Propostas visam melhorar a conectividade na educação pública e permitir a inclusão de pais solteiros como beneficiários de duas cotas da renda assistencial.

O Congresso Nacional derrubou nesta terça-feira, 1º, o veto do presidente Jair Bolsonaro a um projeto de lei que repassaria cerca de R$ 3,5 bilhões da União para que Estados possam melhorar a internet de escolas públicas durante a pandemia de Covid-19. O mandatário disse que a medida não apresentava estimativa de impacto orçamentário e dificultaria o cumprimento da meta fiscal e da regra de ouro. O governo também disse que já existem programas para ampliar o acesso à internet nas escolas. O senador Alessandro Vieira (Cidadania), que foi relator da proposta no Senado, estima que os recursos garantem 20 gigabytes de acesso à internet todo mês para todos os professores das escolas públicas. A deputada Tabata Amaral (PDT) afirmou que o projeto ajudaria na conectividade de 18 milhões de alunos.
“Com a derrubada do veto 10, com a aprovação final do projeto de lei que visa a conectividade de 18 milhões de alunos, que estão entre os mais vulneráveis do país, aos indígenas, quilombolas, e também conectividade de 1,5 milhão de professores.”

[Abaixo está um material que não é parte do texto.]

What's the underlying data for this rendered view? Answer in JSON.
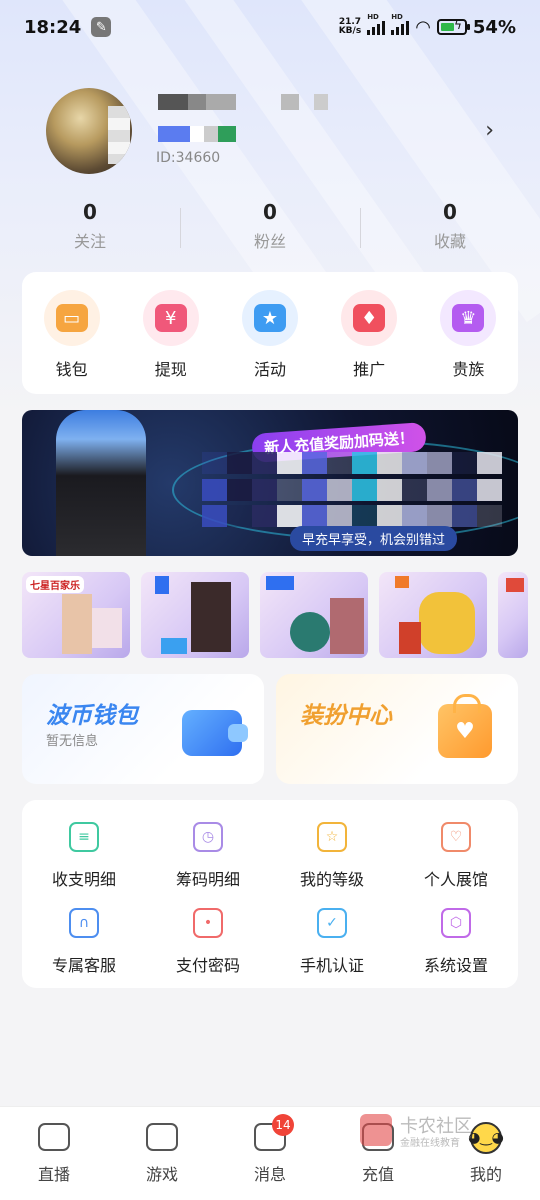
{
  "status_bar": {
    "time": "18:24",
    "net_speed_value": "21.7",
    "net_speed_unit": "KB/s",
    "battery": "54%",
    "battery_level": 0.54,
    "icons": [
      "wrench-icon",
      "signal-icon",
      "wifi-icon",
      "battery-icon"
    ]
  },
  "profile": {
    "user_id": "ID:34660",
    "arrow_icon": "chevron-right-icon"
  },
  "stats": [
    {
      "value": "0",
      "label": "关注"
    },
    {
      "value": "0",
      "label": "粉丝"
    },
    {
      "value": "0",
      "label": "收藏"
    }
  ],
  "quick_actions": [
    {
      "label": "钱包",
      "icon": "wallet-icon",
      "bg": "#fff1e4",
      "color": "#f6a540",
      "glyph": "▭"
    },
    {
      "label": "提现",
      "icon": "withdraw-icon",
      "bg": "#ffe9ee",
      "color": "#f0587a",
      "glyph": "¥"
    },
    {
      "label": "活动",
      "icon": "star-icon",
      "bg": "#e6f1ff",
      "color": "#3e9cf2",
      "glyph": "★"
    },
    {
      "label": "推广",
      "icon": "flame-icon",
      "bg": "#ffe8ea",
      "color": "#f0505e",
      "glyph": "♦"
    },
    {
      "label": "贵族",
      "icon": "crown-icon",
      "bg": "#f3e8ff",
      "color": "#b45cf0",
      "glyph": "♛"
    }
  ],
  "banner": {
    "tag": "新人充值奖励加码送！",
    "slogan": "早充早享受，机会别错过"
  },
  "games": {
    "first_tag": "七星百家乐"
  },
  "wallet_card": {
    "title": "波币钱包",
    "subtitle": "暂无信息"
  },
  "dress_card": {
    "title": "装扮中心",
    "heart": "♥"
  },
  "services": [
    {
      "label": "收支明细",
      "icon": "ledger-icon",
      "color": "#3fc9a0",
      "glyph": "≡"
    },
    {
      "label": "筹码明细",
      "icon": "history-icon",
      "color": "#a98be6",
      "glyph": "◷"
    },
    {
      "label": "我的等级",
      "icon": "level-icon",
      "color": "#f2b43a",
      "glyph": "☆"
    },
    {
      "label": "个人展馆",
      "icon": "gallery-icon",
      "color": "#f08a6a",
      "glyph": "♡"
    },
    {
      "label": "专属客服",
      "icon": "headset-icon",
      "color": "#4d8ef0",
      "glyph": "∩"
    },
    {
      "label": "支付密码",
      "icon": "lock-icon",
      "color": "#f06a6a",
      "glyph": "•"
    },
    {
      "label": "手机认证",
      "icon": "phone-check-icon",
      "color": "#4ab0f0",
      "glyph": "✓"
    },
    {
      "label": "系统设置",
      "icon": "settings-icon",
      "color": "#c06ae8",
      "glyph": "⬡"
    }
  ],
  "bottom_nav": [
    {
      "label": "直播",
      "icon": "tv-icon"
    },
    {
      "label": "游戏",
      "icon": "gamepad-icon"
    },
    {
      "label": "消息",
      "icon": "message-icon"
    },
    {
      "label": "充值",
      "icon": "recharge-icon"
    },
    {
      "label": "我的",
      "icon": "me-icon"
    }
  ],
  "message_badge": "14",
  "watermark": {
    "main": "卡农社区",
    "sub": "金融在线教育"
  }
}
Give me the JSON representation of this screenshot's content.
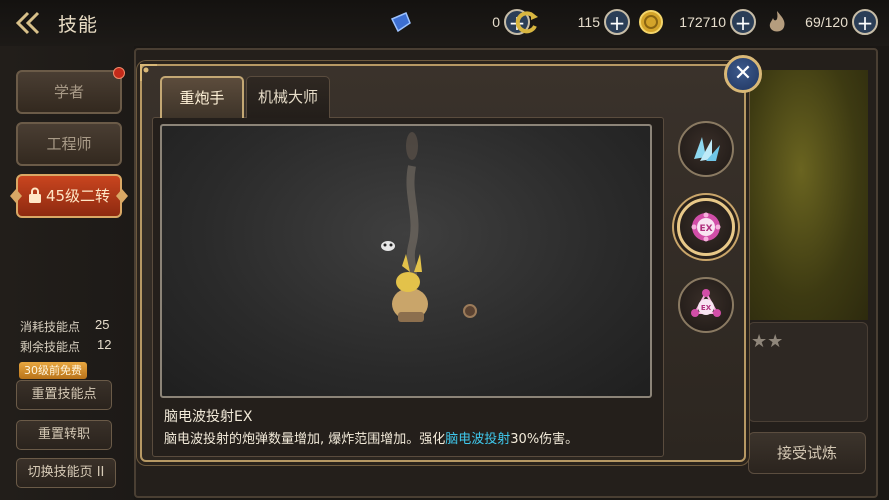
{
  "header": {
    "title": "技能",
    "resources": [
      {
        "icon": "blue-crystal-icon",
        "value": "0"
      },
      {
        "icon": "yellow-refresh-icon",
        "value": "115"
      },
      {
        "icon": "gold-coin-icon",
        "value": "172710"
      },
      {
        "icon": "stamina-flame-icon",
        "value": "69/120"
      }
    ]
  },
  "sidebar": {
    "classes": [
      {
        "label": "学者"
      },
      {
        "label": "工程师"
      },
      {
        "label": "45级二转"
      }
    ],
    "stats": [
      {
        "label": "消耗技能点",
        "value": "25"
      },
      {
        "label": "剩余技能点",
        "value": "12"
      }
    ],
    "free_badge": "30级前免费",
    "buttons": [
      "重置技能点",
      "重置转职",
      "切换技能页 II"
    ]
  },
  "dialog": {
    "tabs": [
      {
        "label": "重炮手",
        "active": true
      },
      {
        "label": "机械大师",
        "active": false
      }
    ],
    "skill_name": "脑电波投射EX",
    "desc_before": "脑电波投射的炮弹数量增加, 爆炸范围增加。强化",
    "desc_highlight": "脑电波投射",
    "desc_after": "30%伤害。",
    "skill_icons": [
      "feather-burst-icon",
      "ex-core-icon",
      "ex-network-icon"
    ],
    "close_symbol": "✕"
  },
  "right_panel": {
    "stars": "★★",
    "trial_button": "接受试炼"
  },
  "colors": {
    "highlight": "#3fc8ec",
    "active_job": "#c9451f",
    "frame_gold": "#b79964"
  }
}
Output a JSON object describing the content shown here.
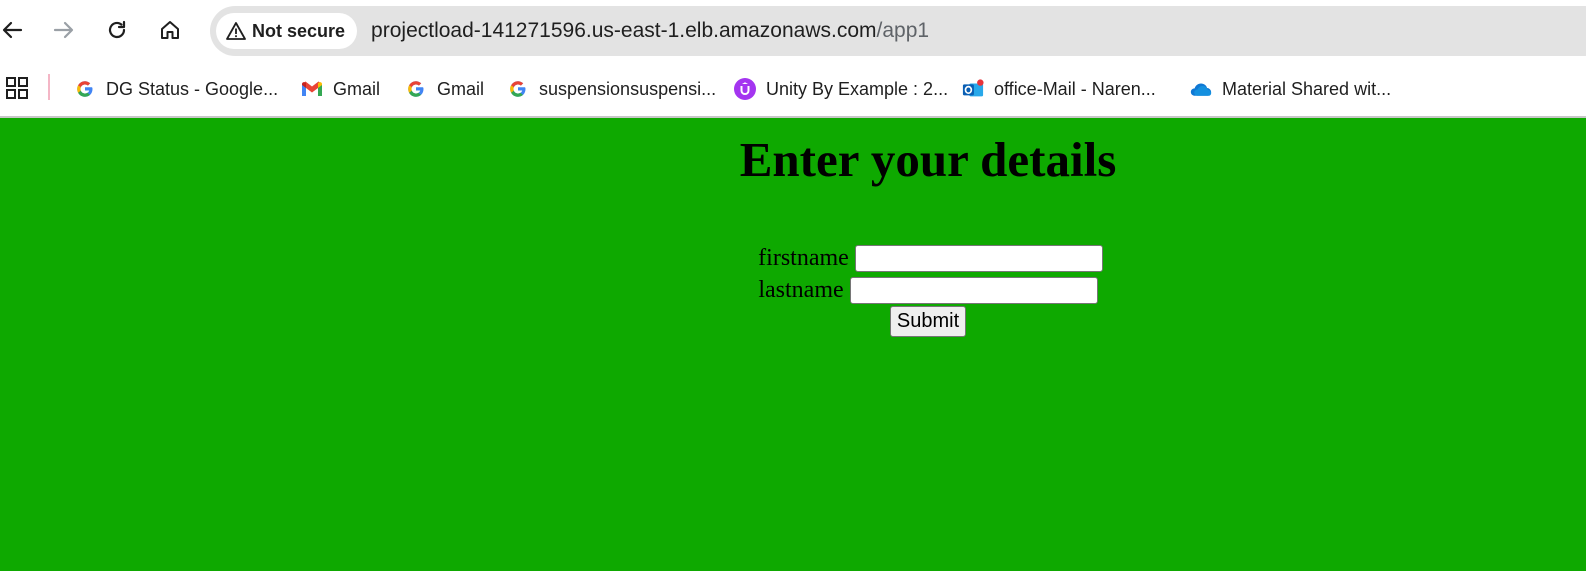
{
  "browser": {
    "security_label": "Not secure",
    "url_host": "projectload-141271596.us-east-1.elb.amazonaws.com",
    "url_path": "/app1",
    "bookmarks": [
      {
        "label": "DG Status - Google...",
        "icon": "google-icon"
      },
      {
        "label": "Gmail",
        "icon": "gmail-icon"
      },
      {
        "label": "Gmail",
        "icon": "google-icon"
      },
      {
        "label": "suspensionsuspensi...",
        "icon": "google-icon"
      },
      {
        "label": "Unity By Example : 2...",
        "icon": "udemy-icon"
      },
      {
        "label": "office-Mail - Naren...",
        "icon": "outlook-icon"
      },
      {
        "label": "Material Shared wit...",
        "icon": "onedrive-icon"
      }
    ]
  },
  "page": {
    "title": "Enter your details",
    "background_color": "#0ea900",
    "form": {
      "firstname_label": "firstname",
      "firstname_value": "",
      "lastname_label": "lastname",
      "lastname_value": "",
      "submit_label": "Submit"
    }
  }
}
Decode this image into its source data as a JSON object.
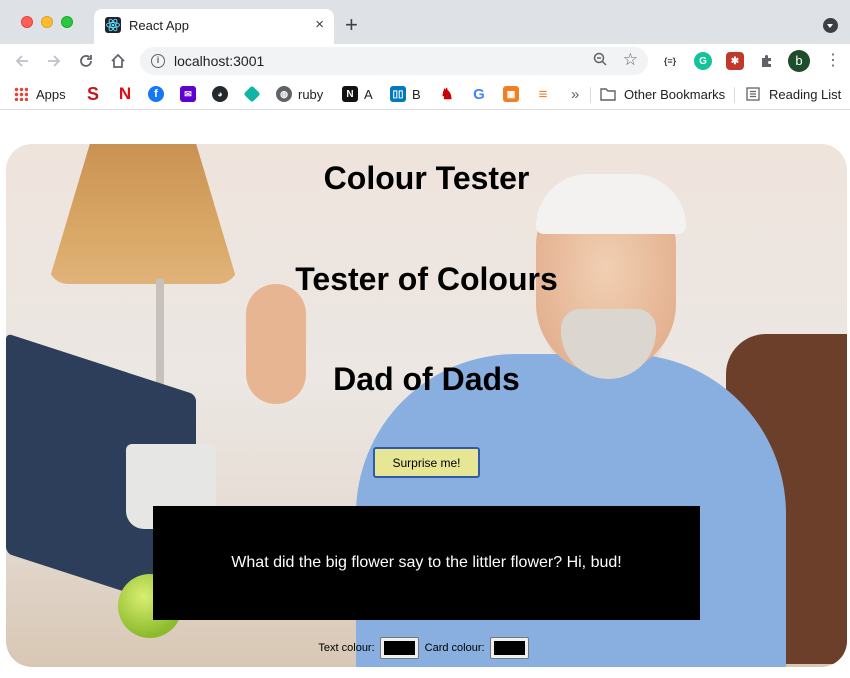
{
  "browser": {
    "tab_title": "React App",
    "tab_close": "×",
    "new_tab": "+",
    "url": "localhost:3001",
    "profile_initial": "b",
    "bookmarks": [
      {
        "label": "Apps",
        "icon": "apps-grid-icon"
      },
      {
        "label": "",
        "icon": "s-logo-icon",
        "color": "#c4161c"
      },
      {
        "label": "",
        "icon": "netflix-icon",
        "color": "#e50914"
      },
      {
        "label": "",
        "icon": "facebook-icon",
        "color": "#1877f2"
      },
      {
        "label": "",
        "icon": "mail-icon",
        "color": "#5f01d1"
      },
      {
        "label": "",
        "icon": "github-icon",
        "color": "#24292e"
      },
      {
        "label": "",
        "icon": "diamond-icon",
        "color": "#12b5a3"
      },
      {
        "label": "ruby",
        "icon": "globe-icon"
      },
      {
        "label": "A",
        "icon": "notion-icon"
      },
      {
        "label": "B",
        "icon": "trello-icon",
        "color": "#0079bf"
      },
      {
        "label": "",
        "icon": "rails-icon",
        "color": "#cc0000"
      },
      {
        "label": "",
        "icon": "google-icon",
        "color": "#4285f4"
      },
      {
        "label": "",
        "icon": "boxes-icon",
        "color": "#f38020"
      },
      {
        "label": "",
        "icon": "stackoverflow-icon",
        "color": "#f48024"
      }
    ],
    "overflow": "»",
    "other_bookmarks": "Other Bookmarks",
    "reading_list": "Reading List"
  },
  "page": {
    "heading_1": "Colour Tester",
    "heading_2": "Tester of Colours",
    "heading_3": "Dad of Dads",
    "button_label": "Surprise me!",
    "button_color": "#e6e694",
    "card_text": "What did the big flower say to the littler flower? Hi, bud!",
    "card_color": "#000000",
    "text_color": "#ffffff",
    "text_colour_label": "Text colour:",
    "card_colour_label": "Card colour:",
    "text_colour_value": "#000000",
    "card_colour_value": "#000000"
  }
}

Os parlamentares também derrubaram vetos à Lei Aldir Blanc, criada para socorrer o setor cultural durante a crise sanitária. O governo havia vetado itens da lei que prorroga automaticamente por dois anos os prazos para aplicação dos recursos para realização de atividades culturais e para a prestação de contas dos projetos já aprovados. O Legislativo também aprovou o projeto de lei que abre crédito de R$ 19,8 bilhões para recompor despesas com previdência social, seguro-desemprego e benefícios assistenciais no Orçamento 2021, proposta que fez parte de um acordo entre os parlamentares e o governo. Da mesma forma, depois de 10 meses, o Congresso Nacional derrubou o veto do presidente ao projeto de lei que incluía pais solteiros como beneficiários de duas cotas do auxílio emergencial de R$ 600 concedido ano passado. Na época, Bolsonaro vetou o projeto integralmente por não estar acompanhado de estimativa do respectivo impacto orçamentário e financeiro. Deputados e senadores também aprovaram outros projetos que abrem crédito especial de mais de R$ 1,6 bilhão para ministérios.